A territory cannot surrender to Congress by anticipation, the whole, or a part, of the sovereign power, which, by the Constitution of the Union will belong to it when it becomes a State and a member of the Union…. If it can barter away a part of its sovereignty, by anticipation, it can do so as to the whole; for where will you stop?

States weighed in on the matter as well. One of the most famous statements against Missouri’s entrance came from Massachusetts. Daniel Webster had authored it:

The laws of the United States have denounced heavy penalties against the traffic in slaves, because such traffic is deemed unjust and inhuman. We appeal to the spirit of these laws; we appeal to this justice and humanity. We ask whether they ought not to operate, on the present occasion, with all their force? We have a strong feeling of the injustice of any toleration of slavery. Circumstances have entailed it on a portion of our community which cannot be immediately relieved from it without consequences more injurious than the suffering of the evil. But to permit it in a new country, where yet no habits are formed which render it indispensable, what is it, but to encourage that rapacity, fraud, and violence against which we have so long pointed the denunciations of our penal code?  What is it, but to tarnish the proud fame of our country? What is it, but to throw suspicion on its good faith, and to render questionable all its professions of regard for the rights of humanity and the liberties of mankind?

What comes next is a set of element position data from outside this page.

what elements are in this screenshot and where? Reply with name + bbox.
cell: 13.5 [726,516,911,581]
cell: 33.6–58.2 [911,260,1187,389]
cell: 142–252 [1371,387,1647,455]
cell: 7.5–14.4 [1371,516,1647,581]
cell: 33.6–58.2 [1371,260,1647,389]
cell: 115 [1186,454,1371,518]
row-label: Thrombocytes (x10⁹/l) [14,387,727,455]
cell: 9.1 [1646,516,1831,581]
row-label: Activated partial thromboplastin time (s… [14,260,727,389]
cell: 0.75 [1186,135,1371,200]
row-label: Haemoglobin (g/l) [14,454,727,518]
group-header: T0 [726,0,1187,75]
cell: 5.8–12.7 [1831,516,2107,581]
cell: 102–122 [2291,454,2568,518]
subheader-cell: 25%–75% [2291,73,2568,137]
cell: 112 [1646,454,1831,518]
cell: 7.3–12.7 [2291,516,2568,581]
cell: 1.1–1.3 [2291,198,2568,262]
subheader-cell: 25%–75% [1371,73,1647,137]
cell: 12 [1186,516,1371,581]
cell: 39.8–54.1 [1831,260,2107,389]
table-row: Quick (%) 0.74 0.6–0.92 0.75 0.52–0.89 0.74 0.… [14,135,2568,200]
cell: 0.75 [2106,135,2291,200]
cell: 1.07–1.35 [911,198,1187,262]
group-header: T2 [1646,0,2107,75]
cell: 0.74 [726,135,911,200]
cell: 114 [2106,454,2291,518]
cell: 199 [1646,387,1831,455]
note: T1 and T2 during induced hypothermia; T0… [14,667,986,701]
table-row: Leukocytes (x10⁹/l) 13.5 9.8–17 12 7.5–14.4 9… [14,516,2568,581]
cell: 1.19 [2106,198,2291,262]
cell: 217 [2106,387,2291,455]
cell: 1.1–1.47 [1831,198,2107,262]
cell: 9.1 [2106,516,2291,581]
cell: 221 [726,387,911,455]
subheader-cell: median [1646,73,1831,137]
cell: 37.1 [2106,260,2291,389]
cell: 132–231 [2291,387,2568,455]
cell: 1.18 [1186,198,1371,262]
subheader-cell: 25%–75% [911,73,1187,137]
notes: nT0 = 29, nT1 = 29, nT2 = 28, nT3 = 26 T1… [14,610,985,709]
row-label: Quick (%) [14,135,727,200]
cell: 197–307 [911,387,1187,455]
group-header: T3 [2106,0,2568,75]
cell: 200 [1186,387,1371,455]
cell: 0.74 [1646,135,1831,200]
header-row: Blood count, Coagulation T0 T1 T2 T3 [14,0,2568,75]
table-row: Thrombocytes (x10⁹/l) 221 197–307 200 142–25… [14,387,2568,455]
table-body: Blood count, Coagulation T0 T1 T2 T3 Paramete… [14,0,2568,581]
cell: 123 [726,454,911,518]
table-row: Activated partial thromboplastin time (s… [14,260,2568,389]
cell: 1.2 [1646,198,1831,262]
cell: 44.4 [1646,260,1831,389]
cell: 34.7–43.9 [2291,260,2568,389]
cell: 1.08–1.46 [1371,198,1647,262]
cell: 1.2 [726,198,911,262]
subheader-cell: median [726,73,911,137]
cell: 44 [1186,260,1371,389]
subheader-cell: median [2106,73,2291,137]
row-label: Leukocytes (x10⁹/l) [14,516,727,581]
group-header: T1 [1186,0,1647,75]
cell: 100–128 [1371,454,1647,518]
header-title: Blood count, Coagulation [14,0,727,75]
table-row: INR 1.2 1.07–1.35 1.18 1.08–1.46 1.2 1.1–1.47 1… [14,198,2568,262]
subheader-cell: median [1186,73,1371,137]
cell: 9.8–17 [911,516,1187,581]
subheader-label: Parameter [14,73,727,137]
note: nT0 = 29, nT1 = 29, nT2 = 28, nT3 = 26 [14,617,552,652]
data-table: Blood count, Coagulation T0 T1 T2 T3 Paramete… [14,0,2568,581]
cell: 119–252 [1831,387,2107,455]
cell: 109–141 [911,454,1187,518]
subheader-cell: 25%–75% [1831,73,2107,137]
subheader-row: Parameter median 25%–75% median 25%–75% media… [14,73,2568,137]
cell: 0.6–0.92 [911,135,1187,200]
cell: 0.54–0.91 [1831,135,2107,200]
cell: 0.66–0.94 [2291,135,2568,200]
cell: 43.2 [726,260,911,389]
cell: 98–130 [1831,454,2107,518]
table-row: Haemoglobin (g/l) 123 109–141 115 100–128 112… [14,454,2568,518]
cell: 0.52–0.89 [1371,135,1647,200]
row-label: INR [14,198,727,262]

Just as the republic was unraveling, cooler heads prevailed, and the two sides reached a compromise. Authored by Henry Clay, who considered himself a Westerner, not a Southerner, the compromise allowed for Missouri to come into the Union as a slave state. To balance representation in the Senate, Massachusetts gave up its one remaining territorial claim, Maine, allowing it to enter the Union as a free state. Additionally, Clay’s compromise also changed the old Mason-Dixon line to parallel 36°30′ north, the line running from southern Missouri to the Rocky Mountains. North of that line would remain free, while south of it would adopt slavery. As should be obvious, the compromise proved a temporary solution at best. Still, it kept the Union together.

If we believe that the country of today is more divided than ever, we have a lot to learn.